I think schools should be encouraging this practice. Students could be propagating plants and selling them in recycled plastic pots for fundraising!
The kids and I were pottering in the garden, when one of our lovely neighbours, popped over to let us know that there was a sea turtle on the beach! My future marine biologist children and I dropped our gardening tools and hurried down to the beach!
About 500m along, we could see the tracks in the sand, leading up to the sickly turtle.
The sea was rather rough that day and the turtle looked exhausted. We knew not to touch it, as turtle can carry diseases, but to protect it from dogs, walkers and quad bike riders we created a visual barrier around it using driftwood. My daughter found a bucket lid, which she used to try and get some water onto its drying our shell.
I phoned the Department of Conservation hot line 0800 DOC HOT (0800 362 468) who advised us to keep watch over it and to continue to protect it from danger. The tide was on its way in, so we hoped it would return to the sea when the water came.
DOC rangers did arrive later that day and took the turtle to Massey University where specialist veterinarians assessed the turtle. They named her Waiinu. We were told that she had pneumonia and unfortunately died the following day.

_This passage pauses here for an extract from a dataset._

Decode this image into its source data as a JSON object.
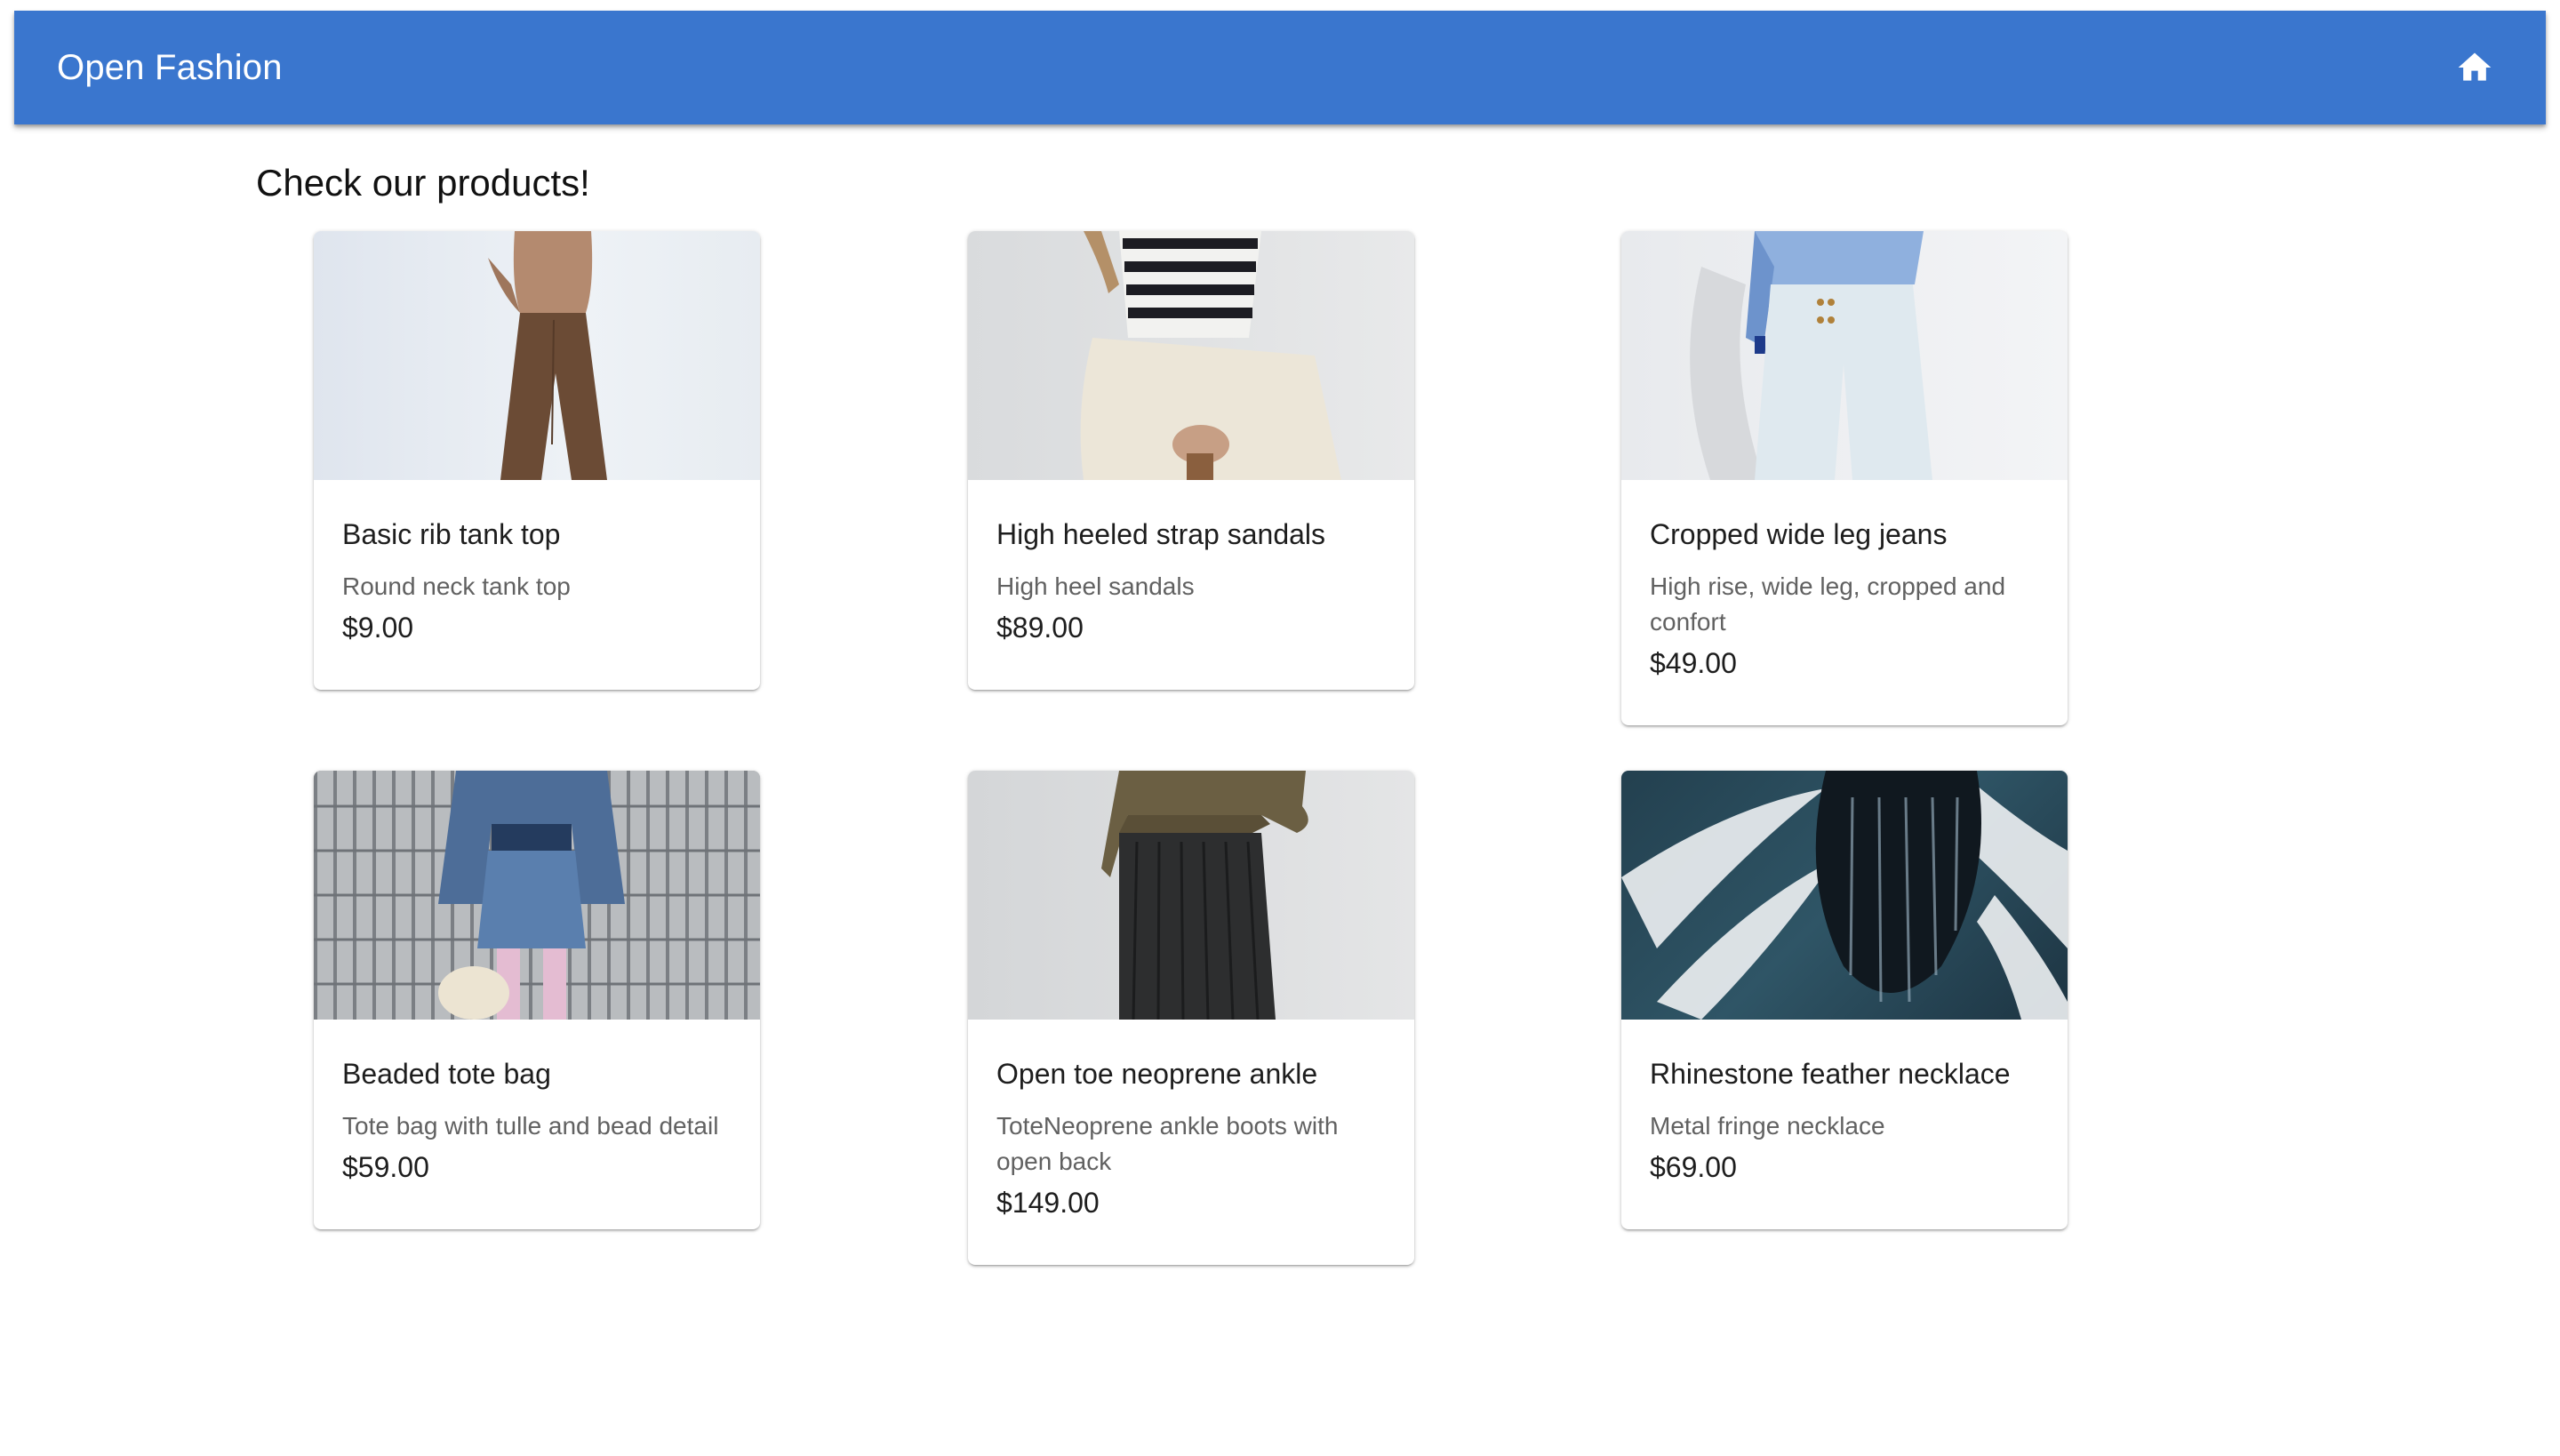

Living by the sea you cant help but become connected to the moana ocean, and when you walk it almost daily its disheartening to see the array of plastic waste that continuously get washed in with each tide change. Some people just don’t see the waste. Their eyes glaze over the brightly coloured pieces of trash tangled up with the driftwood and seaweed. But once you open your eyes, and divert your footsteps in the sand, to fetch a piece of plastic from the rubble you wont walk past another ever again.

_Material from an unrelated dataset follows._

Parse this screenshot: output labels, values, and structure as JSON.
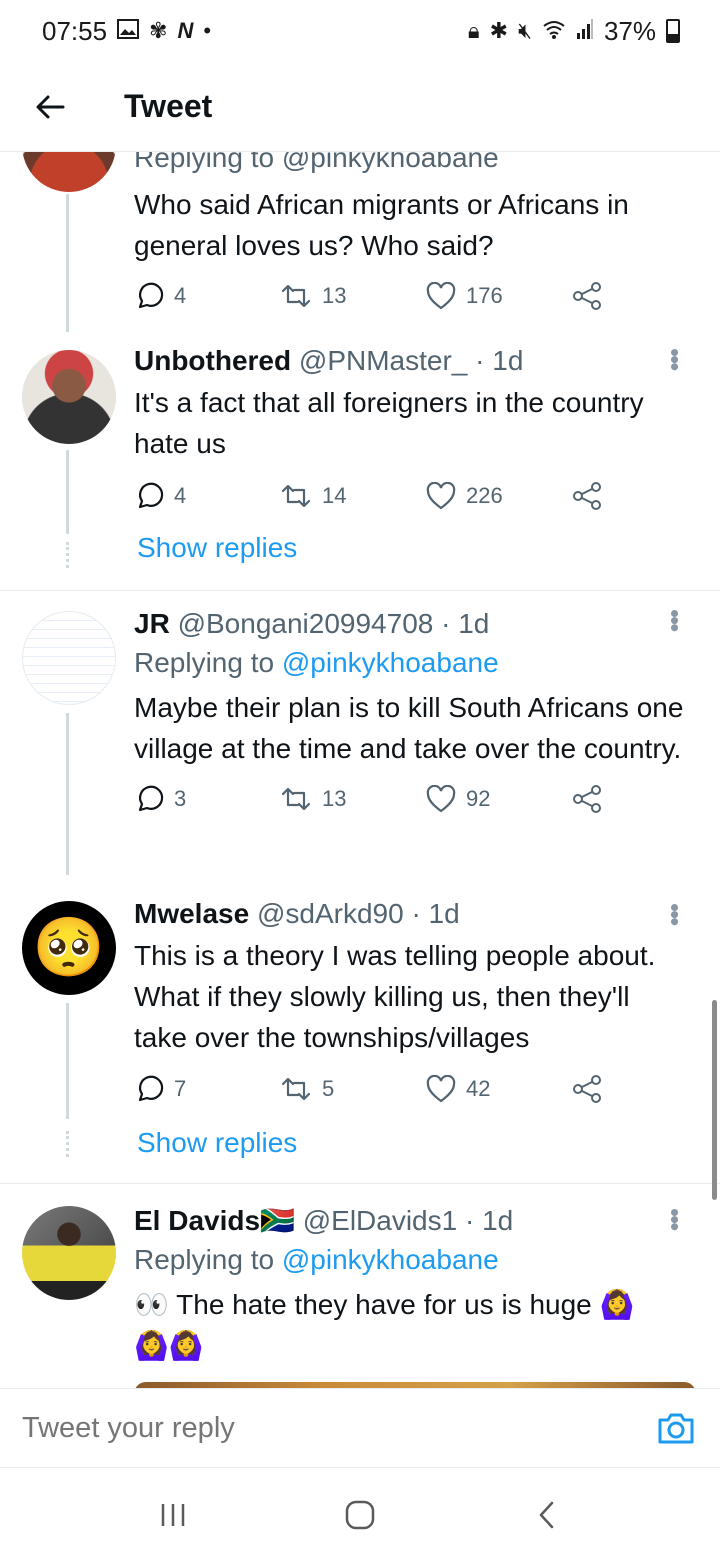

And that change in behaviour is what I hope to create by creating a wire whales tail sculpture, commissioned by the South Taranaki Creative Community Scheme.
When Maori ancestors arrived in New Zealand, kiore ‘rats’ came with them. Maori valued these rats as a food source. They built ingenious traps which they baited with kumura. When a kiore entered the opening its head slipped into a snare that tightened around its neck.
When Pakeha ‘Europeans’ arrived they brought with them domesticated livestock such as pigs, cattle and sheep. Once a delicacy, kiore fell out of favour.
Now days rodents and other animals such as possums, hedgehogs and stoats are considered pests as they compete with our native bird life for food and habitat. They also eat the eggs and young and attack the adults.
In Raglan Karioi Maunga te ki Moana are working to restore the biodiversity. One of the ways they do this is by monitoring over 800 traps deployed across Karioi Maunga and the Whangaroa coastline. It it through this organisation that we are fortunate enough to monitor 20 of these traps in a trap line surrounding Raglan Area School.
Karioi Maunga use the line to educate the school children, involving the students in trap setting, checking and monitoring. The information is recorded on trap.nz
This trap line gives me the opportunity to involve my children, ensuring they too grow up having respect for our environment and an awareness of conservation efforts necessary to protect vulnerable native species.